Assuming that a neutrino has a mass of around 0.1 eV, this would still mean a gamma factor of $\gamma\approx 10$. For a neutrino to be non-relativistic it would have to have a kinetic energy in the milli-eV range and below. This is the expected energy range of Cosmic Background Neutrinos, relics from the earliest times of the universe. They are so to say the neutrino version of the Cosmic Microwave Background. So not only do non-relativistic neutrinos exist (according to mainstream cosmological models), they are also all around us. In fact, their density at Earth is $\approx$50 times larger than neutrinos from the Sun!
There is a big debate if they can ever be detected experimentally. There are a few suggestions (and even one prototype experiment), but there are differing opinions about the practical feasibility of such attempts. The only process left for neutrinos at such small energies is neutrino-induced decay of unstable nuclei. If you have an already radioactive isotope, it's like the neutrino would give it a little "push over the edge". The $\beta$-electron released in the induced decay would then receive a slightly larger energy than the Q-value of the spontaneous decay and the experimental signature would be a tiny peak to the right of the normal $\beta$-spectrum. This will still be an extremely rare process and the big problem is to build an apparatus with a good enough energy resolution so that the peak can be distinguished from the spectrum of normal spontaneous nuclear decay (amidst all the background).
The Katrin experiment is trying to measure the endpoint of $\beta$-spectrum of Tritium in order to determine the neutrino mass. But under very favorable circumstances they even have some chance to detect such a signature of cosmic background neutrinos.

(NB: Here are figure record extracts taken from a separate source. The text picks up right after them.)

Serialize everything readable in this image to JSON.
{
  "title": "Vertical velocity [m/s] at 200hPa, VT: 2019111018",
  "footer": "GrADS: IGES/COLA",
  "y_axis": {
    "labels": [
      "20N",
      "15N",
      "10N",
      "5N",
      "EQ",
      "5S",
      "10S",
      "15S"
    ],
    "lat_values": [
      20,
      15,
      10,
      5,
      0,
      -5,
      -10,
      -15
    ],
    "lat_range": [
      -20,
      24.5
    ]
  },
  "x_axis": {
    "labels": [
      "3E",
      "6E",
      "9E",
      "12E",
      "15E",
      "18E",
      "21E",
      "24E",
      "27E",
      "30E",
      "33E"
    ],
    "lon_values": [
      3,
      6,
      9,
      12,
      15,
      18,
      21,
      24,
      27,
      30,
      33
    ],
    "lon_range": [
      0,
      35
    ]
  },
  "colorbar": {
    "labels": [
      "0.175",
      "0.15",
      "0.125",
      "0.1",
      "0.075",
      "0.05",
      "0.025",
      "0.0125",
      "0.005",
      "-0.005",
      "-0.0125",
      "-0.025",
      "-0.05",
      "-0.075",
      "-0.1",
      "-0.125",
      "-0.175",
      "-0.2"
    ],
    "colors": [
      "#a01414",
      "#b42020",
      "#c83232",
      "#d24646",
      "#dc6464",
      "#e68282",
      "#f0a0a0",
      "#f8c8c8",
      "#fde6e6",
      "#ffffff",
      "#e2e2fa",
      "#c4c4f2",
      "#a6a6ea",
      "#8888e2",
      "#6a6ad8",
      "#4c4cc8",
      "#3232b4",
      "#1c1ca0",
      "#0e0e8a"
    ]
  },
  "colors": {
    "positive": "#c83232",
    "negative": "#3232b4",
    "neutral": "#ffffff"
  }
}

TL;DR: In fact there are non-relativistic neutrinos all over the place, but they they interact so tremendously little that they seem to not exist at all.
A: The experimental detection of slow neutrinos is indeed a big problem, but one that is very important.
The cosmic neutrino background is at a temperature of around 2K and likely to consist of non-relativistic neutrinos for plausible neutrino rest masses - with a density of around 340 cm$^{-3}$ (all flavours). It is at this low temperature for precisely the reason you suggest - it was emitted at a redshift of around $10^{10}$.
There is of course indirect evidence for these neutrinos from the cosmic microwave background (Follin et al. 2015), but efforts to directly detect these neutrinos is underway - see Faessler et al. (2016) and KATRIN. 
An interesting thought, is that if you could somehow get your apparatus onto a moving platform, then there would be an appreciable change to the C$\nu$B detection efficiency in the "foward" facing direction if you could accelerate to relativistic velocities. I suppose this is the opposite scenario to your question - you would be making the slow neutrinos relativistic by your relative motion.